17 May 2013
By Ludmil Alexandrov
Cancer, the most common human genetic disease, is caused by changes to the DNA sequence known as somatic mutations. In turn, these somatic mutations are caused by the mutational processes that are operative in every cell of the human body. Some of these processes are intrinsic (e.g., DNA replication errors) and have been present since the very first division of the fertilized egg. Others become sporadically active throughout our lifetimes and depend on the environment (e.g., living in a house built with asbestos) and lifestyle choices (e.g., cigarette smoking, dietary choices, etc.). The constant operation of mutational processes from within our bodies and intermittent exposure to mutagens from our environment results in the gradual accumulation of somatic mutations in the genome of every cell. Cells counteract damage to their genomes by employing a plethora of DNA repair mechanisms. Nevertheless, the molecular battle for keeping the integrity of the genetic code intact is slowly lost by (at least) some cells, resulting in mutations affecting cellular functionality and occasionally in cancerous cells that divide uncontrollably by evading normal cellular constraints.
Different mutational processes can cause different and unique patterns of mutations, which we call “mutational signatures.” Perhaps, the best-known examples of mutational signatures are the patterns induced by exposures to ultraviolet light and tobacco smoking, respectively resulting in changes to DNA bases; cytosine mutating to thymine during UV exposure and cytosine mutating to adenine in tobacco smoke.
Sequencing the genome of a cancer gives a researcher the complete archeological record of the mutational signatures of all processes that have been operative at one point or another during the cellular lineage between the fertilized egg and the cancer cell. The challenge is to take a set of cancers and identify all the mutational processes present in them. We simplified this problem by examining it as an analogous cocktail party problem, where multiple people attending a party are speaking simultaneously while several microphones placed at different locations are recording the conversations. Each microphone captures a combination of all sounds and the problem is to identify the individual conversations from all the recordings. This becomes possible because each microphone captures each conversation with a different intensity depending on the distance between the microphone and the conversation. Similarly, a cancer genome provides only the final mixture of the signatures of all mutational processes operative in a cancer sample, and the goal is to identify these signatures from a set of available mixtures.
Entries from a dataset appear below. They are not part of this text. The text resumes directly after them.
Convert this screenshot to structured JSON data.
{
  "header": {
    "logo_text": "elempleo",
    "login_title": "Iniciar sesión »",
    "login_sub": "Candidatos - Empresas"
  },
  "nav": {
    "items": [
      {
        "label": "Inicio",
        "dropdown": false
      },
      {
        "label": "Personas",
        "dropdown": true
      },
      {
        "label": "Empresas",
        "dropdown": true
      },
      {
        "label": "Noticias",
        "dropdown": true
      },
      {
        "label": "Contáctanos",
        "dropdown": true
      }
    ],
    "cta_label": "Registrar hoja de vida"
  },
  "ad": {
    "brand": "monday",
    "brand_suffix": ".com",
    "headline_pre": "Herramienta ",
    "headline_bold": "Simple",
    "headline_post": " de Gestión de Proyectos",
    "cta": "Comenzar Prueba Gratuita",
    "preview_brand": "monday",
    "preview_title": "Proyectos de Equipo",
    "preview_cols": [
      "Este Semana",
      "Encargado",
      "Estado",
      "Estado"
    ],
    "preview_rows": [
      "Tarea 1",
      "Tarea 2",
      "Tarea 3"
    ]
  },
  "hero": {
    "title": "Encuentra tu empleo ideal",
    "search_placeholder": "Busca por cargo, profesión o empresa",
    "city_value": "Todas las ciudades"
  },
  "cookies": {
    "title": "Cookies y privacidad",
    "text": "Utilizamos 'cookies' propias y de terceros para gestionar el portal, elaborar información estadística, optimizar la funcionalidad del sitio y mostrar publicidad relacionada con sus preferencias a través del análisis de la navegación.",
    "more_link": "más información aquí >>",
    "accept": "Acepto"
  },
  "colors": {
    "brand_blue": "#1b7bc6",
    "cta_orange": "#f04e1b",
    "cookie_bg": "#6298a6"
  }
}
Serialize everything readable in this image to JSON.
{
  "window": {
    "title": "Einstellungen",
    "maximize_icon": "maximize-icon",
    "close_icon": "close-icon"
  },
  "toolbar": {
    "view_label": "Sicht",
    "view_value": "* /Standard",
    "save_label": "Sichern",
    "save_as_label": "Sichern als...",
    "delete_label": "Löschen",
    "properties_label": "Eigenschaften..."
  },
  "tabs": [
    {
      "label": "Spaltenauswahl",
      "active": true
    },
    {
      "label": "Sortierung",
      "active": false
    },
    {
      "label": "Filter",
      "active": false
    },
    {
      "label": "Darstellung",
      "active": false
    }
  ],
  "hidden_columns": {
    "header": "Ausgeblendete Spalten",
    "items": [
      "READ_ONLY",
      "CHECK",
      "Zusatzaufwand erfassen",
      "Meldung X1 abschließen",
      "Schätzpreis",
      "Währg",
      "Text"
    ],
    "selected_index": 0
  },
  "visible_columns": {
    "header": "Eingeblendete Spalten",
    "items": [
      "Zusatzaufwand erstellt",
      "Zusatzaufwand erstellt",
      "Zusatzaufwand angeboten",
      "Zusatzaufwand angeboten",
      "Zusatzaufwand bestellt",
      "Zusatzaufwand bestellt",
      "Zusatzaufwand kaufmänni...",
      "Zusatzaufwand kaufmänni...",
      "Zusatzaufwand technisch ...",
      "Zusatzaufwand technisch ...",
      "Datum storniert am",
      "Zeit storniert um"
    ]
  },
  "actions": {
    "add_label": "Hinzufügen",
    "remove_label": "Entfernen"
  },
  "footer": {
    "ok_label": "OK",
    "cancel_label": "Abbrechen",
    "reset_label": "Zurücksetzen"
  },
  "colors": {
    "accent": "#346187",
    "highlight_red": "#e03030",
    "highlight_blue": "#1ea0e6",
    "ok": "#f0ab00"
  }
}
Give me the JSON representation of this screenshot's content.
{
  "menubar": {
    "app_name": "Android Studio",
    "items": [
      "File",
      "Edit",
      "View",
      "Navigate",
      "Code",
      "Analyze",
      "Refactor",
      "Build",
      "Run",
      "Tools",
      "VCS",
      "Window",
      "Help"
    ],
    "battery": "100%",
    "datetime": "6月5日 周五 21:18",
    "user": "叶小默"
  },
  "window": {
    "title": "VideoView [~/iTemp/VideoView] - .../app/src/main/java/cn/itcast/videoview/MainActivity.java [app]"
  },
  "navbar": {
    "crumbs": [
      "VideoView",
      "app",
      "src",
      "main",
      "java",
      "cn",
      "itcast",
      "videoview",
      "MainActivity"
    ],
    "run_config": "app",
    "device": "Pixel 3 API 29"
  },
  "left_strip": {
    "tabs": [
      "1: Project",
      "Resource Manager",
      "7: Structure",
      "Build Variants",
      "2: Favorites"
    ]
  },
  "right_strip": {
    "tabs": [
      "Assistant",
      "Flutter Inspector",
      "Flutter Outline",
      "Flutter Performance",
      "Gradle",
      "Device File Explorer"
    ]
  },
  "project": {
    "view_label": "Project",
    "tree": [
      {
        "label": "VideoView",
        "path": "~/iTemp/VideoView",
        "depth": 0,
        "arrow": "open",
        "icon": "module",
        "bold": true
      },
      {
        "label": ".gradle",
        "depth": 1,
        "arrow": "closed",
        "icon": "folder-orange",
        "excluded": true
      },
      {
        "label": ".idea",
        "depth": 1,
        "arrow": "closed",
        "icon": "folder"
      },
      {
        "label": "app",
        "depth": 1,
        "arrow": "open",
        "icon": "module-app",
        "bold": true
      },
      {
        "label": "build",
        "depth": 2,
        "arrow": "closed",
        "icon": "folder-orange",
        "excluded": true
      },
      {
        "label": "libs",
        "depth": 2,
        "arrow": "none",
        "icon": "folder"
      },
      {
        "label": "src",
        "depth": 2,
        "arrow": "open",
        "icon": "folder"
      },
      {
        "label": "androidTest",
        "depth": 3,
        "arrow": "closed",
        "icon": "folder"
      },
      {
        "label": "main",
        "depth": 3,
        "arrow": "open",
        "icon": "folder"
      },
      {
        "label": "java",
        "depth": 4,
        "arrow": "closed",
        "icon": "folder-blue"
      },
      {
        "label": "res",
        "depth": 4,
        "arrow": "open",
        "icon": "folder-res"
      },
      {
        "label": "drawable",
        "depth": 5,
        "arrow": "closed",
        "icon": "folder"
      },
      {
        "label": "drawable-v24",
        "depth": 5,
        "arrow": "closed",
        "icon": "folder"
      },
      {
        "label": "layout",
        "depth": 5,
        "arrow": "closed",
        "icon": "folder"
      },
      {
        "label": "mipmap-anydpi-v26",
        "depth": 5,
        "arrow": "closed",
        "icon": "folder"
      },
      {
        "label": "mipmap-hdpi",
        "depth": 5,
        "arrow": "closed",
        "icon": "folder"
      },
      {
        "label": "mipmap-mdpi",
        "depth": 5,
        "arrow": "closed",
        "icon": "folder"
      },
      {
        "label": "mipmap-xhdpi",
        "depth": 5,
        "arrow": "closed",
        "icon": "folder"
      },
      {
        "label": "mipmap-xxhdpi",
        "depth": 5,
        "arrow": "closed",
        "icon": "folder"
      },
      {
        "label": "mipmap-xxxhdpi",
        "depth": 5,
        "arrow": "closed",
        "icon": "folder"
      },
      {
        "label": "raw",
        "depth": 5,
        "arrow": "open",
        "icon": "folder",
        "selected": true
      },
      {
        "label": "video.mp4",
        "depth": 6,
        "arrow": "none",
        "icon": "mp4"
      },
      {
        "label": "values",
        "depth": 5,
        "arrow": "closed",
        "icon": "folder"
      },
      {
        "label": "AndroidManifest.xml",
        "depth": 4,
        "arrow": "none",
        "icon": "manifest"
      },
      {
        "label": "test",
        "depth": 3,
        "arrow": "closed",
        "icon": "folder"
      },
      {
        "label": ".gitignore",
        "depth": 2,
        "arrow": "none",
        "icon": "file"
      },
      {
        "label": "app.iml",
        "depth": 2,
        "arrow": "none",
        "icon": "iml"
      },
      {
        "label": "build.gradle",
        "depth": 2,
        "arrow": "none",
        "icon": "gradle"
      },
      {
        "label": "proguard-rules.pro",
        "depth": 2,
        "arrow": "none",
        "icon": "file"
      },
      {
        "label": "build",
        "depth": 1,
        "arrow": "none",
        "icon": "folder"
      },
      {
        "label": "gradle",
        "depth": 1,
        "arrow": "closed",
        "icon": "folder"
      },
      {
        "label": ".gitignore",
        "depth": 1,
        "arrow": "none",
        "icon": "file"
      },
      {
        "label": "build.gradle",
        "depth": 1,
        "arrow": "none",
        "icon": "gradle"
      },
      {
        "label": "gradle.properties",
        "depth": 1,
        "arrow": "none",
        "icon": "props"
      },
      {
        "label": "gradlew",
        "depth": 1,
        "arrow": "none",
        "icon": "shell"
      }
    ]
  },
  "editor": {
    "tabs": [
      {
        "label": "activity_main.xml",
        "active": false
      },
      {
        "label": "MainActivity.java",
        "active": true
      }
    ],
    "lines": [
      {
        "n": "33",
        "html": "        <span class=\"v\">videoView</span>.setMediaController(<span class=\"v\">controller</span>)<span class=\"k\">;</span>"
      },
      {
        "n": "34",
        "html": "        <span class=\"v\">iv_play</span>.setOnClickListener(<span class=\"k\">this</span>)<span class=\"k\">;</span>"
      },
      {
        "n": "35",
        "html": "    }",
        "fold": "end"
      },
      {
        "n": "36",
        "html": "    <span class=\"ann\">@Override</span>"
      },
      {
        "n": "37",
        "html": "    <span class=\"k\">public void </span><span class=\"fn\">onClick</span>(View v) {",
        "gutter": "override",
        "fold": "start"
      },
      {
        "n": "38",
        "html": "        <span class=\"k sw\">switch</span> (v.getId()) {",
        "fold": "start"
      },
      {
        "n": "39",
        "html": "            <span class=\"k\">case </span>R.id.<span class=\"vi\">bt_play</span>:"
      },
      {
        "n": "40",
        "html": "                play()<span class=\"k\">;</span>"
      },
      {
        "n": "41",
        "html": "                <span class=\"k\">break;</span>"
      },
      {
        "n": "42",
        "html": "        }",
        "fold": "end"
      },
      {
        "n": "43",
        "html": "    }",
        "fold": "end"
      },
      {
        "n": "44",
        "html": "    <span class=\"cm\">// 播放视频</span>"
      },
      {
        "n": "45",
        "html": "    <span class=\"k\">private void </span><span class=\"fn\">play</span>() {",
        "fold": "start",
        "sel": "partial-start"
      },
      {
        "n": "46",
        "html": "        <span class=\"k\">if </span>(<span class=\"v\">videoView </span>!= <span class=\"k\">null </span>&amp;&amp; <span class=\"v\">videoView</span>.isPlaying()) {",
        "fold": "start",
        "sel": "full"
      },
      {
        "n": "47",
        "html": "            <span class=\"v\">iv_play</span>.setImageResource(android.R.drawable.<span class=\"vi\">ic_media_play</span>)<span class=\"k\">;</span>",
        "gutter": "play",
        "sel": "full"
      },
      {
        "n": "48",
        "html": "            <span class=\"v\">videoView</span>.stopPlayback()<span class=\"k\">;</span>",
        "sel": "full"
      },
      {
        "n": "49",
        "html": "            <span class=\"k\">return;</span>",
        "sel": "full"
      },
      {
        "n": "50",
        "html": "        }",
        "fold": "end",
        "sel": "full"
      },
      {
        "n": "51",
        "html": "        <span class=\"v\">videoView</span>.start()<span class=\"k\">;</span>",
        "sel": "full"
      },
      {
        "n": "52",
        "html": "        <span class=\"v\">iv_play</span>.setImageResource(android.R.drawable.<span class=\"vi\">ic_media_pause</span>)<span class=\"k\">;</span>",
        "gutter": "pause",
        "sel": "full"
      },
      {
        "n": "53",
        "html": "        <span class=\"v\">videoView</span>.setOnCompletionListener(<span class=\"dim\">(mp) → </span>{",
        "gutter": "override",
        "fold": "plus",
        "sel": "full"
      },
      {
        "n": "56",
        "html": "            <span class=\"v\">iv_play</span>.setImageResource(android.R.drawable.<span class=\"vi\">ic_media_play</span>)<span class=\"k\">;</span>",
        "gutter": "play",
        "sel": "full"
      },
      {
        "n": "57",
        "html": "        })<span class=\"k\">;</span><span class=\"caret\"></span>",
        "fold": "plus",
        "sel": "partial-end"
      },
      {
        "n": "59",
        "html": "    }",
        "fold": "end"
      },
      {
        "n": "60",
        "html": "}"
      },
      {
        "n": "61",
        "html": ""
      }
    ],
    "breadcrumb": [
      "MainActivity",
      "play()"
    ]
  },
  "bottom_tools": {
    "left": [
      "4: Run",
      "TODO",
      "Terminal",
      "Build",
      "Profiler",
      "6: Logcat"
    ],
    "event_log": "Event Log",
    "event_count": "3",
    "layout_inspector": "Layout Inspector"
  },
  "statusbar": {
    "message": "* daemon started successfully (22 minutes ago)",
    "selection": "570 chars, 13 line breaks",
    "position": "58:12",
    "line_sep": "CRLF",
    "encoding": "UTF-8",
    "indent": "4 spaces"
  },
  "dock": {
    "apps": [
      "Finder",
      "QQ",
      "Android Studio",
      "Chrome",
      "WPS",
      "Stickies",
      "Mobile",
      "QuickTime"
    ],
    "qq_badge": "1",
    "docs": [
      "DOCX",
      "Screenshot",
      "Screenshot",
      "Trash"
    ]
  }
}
This type of a “cocktail party” problem is known as a blind source separation problem and can be solved by applying different mathematical methods. In our study, we used a method called nonnegative matrix factorization. This method is quite powerful as it is able to separate meaningful parts from a large set of data. For example, if one applies nonnegative matrix factorization to passport photos, it will be able to separate eyes, noses, ears, and other meaningful facial features. Similarly, our approach allows separating the biologically meaningful mutational processes present in cancer. The developed computational resource can be leveraged by scientists around the world for characterizing the signatures of mutational processes in cancer samples. We extensively evaluate our framework with simulated and real data, demonstrating that it is applicable to different types of cancer data and that it allows incorporation of a wide variety of different mutation types. Currently, our tool is being applied to genomics data from thousands of patients to reveal the signatures of mutational processes in human cancer.
Alexandrov, L. B., Nik-Zainal, S., Wedge, D. C., Campbell, P. J. & Stratton, M. R. Deciphering signatures of mutational processes operative in human cancer. Cell Rep 3, 246-259, doi:10.1016/j.celrep.2012.12.008 (2013).